You are currently viewing Opinion: Trash into Treasure: Traverse City’s Innovative Composting Pilot

Opinion: Trash into Treasure: Traverse City’s Innovative Composting Pilot

By Sarna Salzman, SEEDS Executive Director

Traverse City Record-Eagle; August 26, 2023

The City of Traverse City is taking another significant step towards a greener future and its commitment to waste reduction, community outreach, and de-carbonization.  The City has embarked on a pilot project, adding some food waste to their existing yard waste collection and composting activities. Propelled by a USDA grant and collaborating with an array of dedicated partners, including SEEDS Ecology & Education Centers, this fall the City will expand organic waste management services (see their hauler-partner RFP open now).

“Organic waste” refers to items like food, wood, and some papers that, given the right oxygen-rich conditions, will break down into soil. In landfills, however, organics don’t get mixed with oxygen resulting in the creation of methane, an extremely potent greenhouse gas. 

In 2021 SEEDS commissioned a comprehensive Market Analysis on local organic waste streams and diversion opportunities over this 10-county region. In Grand Traverse County, we are sending ~15,000 tons of organics to landfills annually and that results in ~9000 metric tons of carbon dioxide equivalents (MTCO2e is a standard measure for all greenhouse gasses). That’s equivalent to about 2000 (gas powered) cars or the impact of clear-cutting 60 acres of forest – each year. What if we, instead, treasured this trash? 

The Market Analysis also underscored a local economic development opportunity: a centralized composting facility near Traverse City that processes at least 8,000 tons of food waste in conjunction with the 5000 tons of yard waste already managed and composted by City staff.

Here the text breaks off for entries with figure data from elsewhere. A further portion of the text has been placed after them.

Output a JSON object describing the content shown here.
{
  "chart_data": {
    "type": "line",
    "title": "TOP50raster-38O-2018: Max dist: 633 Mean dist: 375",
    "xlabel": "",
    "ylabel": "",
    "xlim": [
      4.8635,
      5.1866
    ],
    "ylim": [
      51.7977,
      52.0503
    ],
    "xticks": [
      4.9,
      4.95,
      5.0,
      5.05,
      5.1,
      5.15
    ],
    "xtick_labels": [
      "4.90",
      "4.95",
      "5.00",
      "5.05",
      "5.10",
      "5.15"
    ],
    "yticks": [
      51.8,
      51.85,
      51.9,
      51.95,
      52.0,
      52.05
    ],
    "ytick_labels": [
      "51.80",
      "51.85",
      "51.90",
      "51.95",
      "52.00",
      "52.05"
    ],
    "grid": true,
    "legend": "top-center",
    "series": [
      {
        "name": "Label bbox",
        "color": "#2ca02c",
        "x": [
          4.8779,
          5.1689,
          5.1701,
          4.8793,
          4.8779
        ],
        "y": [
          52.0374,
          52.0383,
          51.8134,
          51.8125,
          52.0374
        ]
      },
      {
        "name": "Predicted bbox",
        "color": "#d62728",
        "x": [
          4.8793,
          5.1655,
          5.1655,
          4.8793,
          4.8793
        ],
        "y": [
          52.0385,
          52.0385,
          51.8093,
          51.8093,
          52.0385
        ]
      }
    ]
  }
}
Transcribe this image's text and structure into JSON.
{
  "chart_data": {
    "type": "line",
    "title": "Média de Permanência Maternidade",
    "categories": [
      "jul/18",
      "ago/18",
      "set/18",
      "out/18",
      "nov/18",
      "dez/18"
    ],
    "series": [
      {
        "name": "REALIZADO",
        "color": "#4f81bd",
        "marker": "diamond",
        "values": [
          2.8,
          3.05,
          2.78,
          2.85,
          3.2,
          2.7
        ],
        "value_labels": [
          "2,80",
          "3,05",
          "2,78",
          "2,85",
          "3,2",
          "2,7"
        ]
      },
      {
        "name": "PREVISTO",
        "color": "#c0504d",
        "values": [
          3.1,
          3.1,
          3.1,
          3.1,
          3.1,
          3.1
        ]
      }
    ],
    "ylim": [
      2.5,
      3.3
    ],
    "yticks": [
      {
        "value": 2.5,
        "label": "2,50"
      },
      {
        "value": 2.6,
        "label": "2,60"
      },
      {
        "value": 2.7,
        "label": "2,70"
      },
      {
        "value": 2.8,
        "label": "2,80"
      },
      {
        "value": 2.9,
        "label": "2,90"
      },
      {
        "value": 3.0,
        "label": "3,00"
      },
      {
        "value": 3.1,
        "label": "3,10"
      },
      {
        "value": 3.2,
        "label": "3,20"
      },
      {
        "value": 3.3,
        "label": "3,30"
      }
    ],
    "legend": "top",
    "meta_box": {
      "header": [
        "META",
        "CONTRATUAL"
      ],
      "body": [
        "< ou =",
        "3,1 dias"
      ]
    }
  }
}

A facility like this would result in a county-wide organics landfill diversion rate of well over 50% going well beyond current waste reduction goals set by the State of Michigan and its MI Healthy Climate Plan.

 “A facility [like the one proposed by the City of Traverse City] would result in a county-wide organics landfil diversion rate of well over 50 percent going well beyond current waste reduction goals set by the State of Michigan and its MI Healthy Climate Plan.”
— SEEDS Executive Director Sarna Salzman

Composting an additional 8000 tons of food waste would reduce greenhouse gas emissions by over 4600 MTCO2e – that’s like taking 1000 (gas powered) cars off the road or the electricity generated by 1.3 wind turbines. These greenhouse gas emission benefits don’t take into account the positive ripple effects of generating high quality soil amendments, displacing petroleum-based fertilizers, and better materials to prevent erosion and protect water quality. 

Though the City’s pilot may be tiny — it will process less than 100 tons of food waste annually — it could be a mighty catalyst for change. It is also an invitation for us all to try the alchemy of trash-into-treasure! Become a home-composter. Eat your leftovers. Get involved with your county; in Michigan all counties will be updating their ‘materials management plans’ and will include policy language for the capture and composting of organic wastes – some for the first time! Let’s help the State of Michigan with its goal of supporting more circular economies – economies that are fueled by treasuring our trash.

The future we want — where our community is healthier, more climate resilient, safer and more fun for all — is within our grasp, but it requires us to step up and speak out, in our own way, for solutions that symbolize and catalyze our boundless potential for change.

About Sarna Salzman

Sarna Salzman, MS is the founding Executive Director of SEEDS Ecology & Education Centers. She spear-heads organizational work in community-scale “systems change” and, since 2018, the development of its Organic Waste Diversion programming, currently convening a multi-stakeholder task force of partners across the 10-county region working to transform Michigan by diverting organics.